SMS Empire alleges it discovered that MTN was now using the databases they had forced them to expire. SMS Empire alleges it discovered this when they carried out a check and found that MTN had continued to send messages to numbers compiled by them suing MTN play value added services.

Numbers which MTN had forced SMS Empire to disconnect from their database were receiving alerts from MTN.

SMS Empire says it also discovered that all along MTN had been cheating them by under declaring revenue. Apparently, MTN was only declaring 17.6 percent to 19.7 percent of the revenue that was supposed to be paid to SMS Empire.

SMS Empire discovered this by carrying out a spot check on the numbers in their database. For instance, for one of the numbers MTN had only declared revenue for 208 messages yet it had collected revenue for 1,178 messages sent by SMS Empire. For another number MTN declared only 1,010 messages yet the total was 5,119 and for another, 94,859 yet the total was 97,577.

While SMS Empire had persisted under these circumstances, it says in 2015 things got out of hand. From January to October 2015, SMS Empire offered services to MTN subscribers and MTN billed and collected revenue but never declared or paid the company any coin. This forced SMS Empire to close shop and sue.

In its defence, MTN refutes the accusations.
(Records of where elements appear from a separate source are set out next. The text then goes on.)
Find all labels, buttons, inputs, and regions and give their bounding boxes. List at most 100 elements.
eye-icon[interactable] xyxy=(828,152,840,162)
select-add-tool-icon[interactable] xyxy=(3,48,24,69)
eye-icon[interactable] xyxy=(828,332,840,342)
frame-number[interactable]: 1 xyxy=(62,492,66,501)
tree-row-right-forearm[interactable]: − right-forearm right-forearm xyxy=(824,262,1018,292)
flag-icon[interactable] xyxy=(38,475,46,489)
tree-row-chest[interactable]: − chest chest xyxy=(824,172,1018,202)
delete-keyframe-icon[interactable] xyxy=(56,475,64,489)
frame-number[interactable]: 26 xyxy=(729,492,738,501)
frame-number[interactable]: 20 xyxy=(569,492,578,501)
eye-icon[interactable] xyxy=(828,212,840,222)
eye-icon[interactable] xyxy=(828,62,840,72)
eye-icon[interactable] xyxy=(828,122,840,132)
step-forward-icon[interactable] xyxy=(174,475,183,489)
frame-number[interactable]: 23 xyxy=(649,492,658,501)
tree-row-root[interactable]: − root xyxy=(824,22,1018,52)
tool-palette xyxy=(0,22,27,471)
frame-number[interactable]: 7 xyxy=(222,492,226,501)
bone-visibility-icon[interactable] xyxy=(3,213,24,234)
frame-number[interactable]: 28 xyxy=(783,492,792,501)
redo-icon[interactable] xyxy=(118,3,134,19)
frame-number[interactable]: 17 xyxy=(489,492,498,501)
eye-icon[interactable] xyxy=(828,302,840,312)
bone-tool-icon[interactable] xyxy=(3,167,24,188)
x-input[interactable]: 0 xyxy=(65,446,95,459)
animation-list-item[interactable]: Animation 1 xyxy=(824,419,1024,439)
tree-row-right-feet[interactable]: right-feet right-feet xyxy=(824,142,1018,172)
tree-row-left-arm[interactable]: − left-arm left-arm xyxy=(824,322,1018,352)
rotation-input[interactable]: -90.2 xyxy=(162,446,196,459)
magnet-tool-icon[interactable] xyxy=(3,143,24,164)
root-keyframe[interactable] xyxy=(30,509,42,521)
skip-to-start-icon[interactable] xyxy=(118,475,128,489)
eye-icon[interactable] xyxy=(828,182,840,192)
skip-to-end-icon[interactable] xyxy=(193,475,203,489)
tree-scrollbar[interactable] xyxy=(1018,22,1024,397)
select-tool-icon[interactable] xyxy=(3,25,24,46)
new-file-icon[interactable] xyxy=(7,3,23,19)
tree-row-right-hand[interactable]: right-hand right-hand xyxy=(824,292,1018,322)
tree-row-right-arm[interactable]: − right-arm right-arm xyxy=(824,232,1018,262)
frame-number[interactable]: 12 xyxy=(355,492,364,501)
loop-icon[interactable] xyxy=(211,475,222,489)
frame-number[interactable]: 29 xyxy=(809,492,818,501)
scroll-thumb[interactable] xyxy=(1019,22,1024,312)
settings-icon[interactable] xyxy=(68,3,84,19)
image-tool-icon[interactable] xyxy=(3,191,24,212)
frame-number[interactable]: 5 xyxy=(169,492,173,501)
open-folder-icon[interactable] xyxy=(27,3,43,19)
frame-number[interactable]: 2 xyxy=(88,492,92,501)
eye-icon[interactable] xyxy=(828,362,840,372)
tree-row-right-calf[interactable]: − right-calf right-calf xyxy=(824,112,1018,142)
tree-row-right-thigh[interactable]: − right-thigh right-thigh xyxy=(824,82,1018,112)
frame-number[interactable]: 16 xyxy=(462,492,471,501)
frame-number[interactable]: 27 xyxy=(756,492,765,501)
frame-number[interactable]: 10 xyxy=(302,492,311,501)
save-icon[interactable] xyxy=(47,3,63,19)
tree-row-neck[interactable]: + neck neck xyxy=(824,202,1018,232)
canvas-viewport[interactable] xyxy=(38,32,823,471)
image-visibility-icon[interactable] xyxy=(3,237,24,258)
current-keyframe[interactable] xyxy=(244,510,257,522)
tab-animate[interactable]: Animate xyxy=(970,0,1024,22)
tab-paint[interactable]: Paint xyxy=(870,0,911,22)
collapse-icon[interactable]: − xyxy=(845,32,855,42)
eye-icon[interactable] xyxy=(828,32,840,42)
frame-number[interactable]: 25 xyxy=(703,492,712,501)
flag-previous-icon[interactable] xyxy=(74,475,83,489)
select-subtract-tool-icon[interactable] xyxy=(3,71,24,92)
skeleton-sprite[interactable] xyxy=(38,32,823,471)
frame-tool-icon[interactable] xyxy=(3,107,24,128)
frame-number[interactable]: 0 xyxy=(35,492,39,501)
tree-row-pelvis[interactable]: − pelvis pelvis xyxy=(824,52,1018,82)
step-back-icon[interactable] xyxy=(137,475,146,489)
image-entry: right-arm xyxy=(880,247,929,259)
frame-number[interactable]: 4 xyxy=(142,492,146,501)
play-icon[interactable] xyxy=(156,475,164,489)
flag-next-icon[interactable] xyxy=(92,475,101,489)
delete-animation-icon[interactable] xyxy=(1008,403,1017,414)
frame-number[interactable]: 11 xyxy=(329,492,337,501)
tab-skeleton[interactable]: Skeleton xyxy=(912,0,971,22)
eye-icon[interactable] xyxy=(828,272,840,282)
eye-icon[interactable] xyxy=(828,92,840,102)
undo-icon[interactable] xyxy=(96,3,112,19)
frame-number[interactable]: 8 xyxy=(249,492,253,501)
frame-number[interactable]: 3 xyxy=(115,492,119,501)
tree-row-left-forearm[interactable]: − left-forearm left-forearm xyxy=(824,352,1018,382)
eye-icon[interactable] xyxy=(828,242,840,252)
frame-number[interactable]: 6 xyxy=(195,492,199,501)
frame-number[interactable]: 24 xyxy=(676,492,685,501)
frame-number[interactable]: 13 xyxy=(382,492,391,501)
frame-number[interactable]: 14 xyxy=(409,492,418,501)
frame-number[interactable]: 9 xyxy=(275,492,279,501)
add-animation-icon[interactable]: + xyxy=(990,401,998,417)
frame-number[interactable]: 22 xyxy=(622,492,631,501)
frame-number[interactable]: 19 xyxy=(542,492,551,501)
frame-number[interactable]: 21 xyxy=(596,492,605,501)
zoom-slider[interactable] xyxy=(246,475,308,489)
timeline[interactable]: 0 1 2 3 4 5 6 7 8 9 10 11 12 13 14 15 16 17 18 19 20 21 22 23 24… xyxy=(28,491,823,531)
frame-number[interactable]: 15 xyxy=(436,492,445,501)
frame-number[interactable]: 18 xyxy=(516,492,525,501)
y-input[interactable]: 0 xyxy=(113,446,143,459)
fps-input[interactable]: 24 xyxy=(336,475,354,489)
A witness statement by Mike Blackburn, the Chief Financial Officer (CFO), noted that he did not recall any time when SMS Empire raised financial issues on the statements shared between the two of them that MTN failed to address.

He also noted that the basis for determination of sharable revenue was HITS and not customer airtime usage reports as alleged now by SMS Empire and both parties shared the HITS information before invoicing and payment.

As for 2015, Blackburn acknowledged that SMS Empire continued to provide services while the parties were discussing the new contract terms and no payment was made because there was no agreement in place stating revenue share applicable. “AS such my staff were not empowered to do financial reconciliations and settlements,” Blackburn noted in July 18 ,2017 statement filed by MTN lawyers, Sebalu and Lule Advocates.

However, a study on USSD and SMS services commissioned by UCC and carried out by Macmillan Keck, a Geneva-based law firm, reports complaints similar to those of SMS Empire.

The study dated Dec.13, a copy of which The Independent has seen, reveals that MTN and Airtel were exploiting their market domination to treat service providers like SMS Empire unfairly.

For instance, the study revealed that revenue share payments from the telecoms often delayed, were calculated incorrectly, or not made at all.

“Many VAS providers complained that MTN expired databases and Airtel suspended all commercial subscription services, destroying their content services business,” the study noted.

Yet, the study added, the two continued to provide their own content services uninterrupted.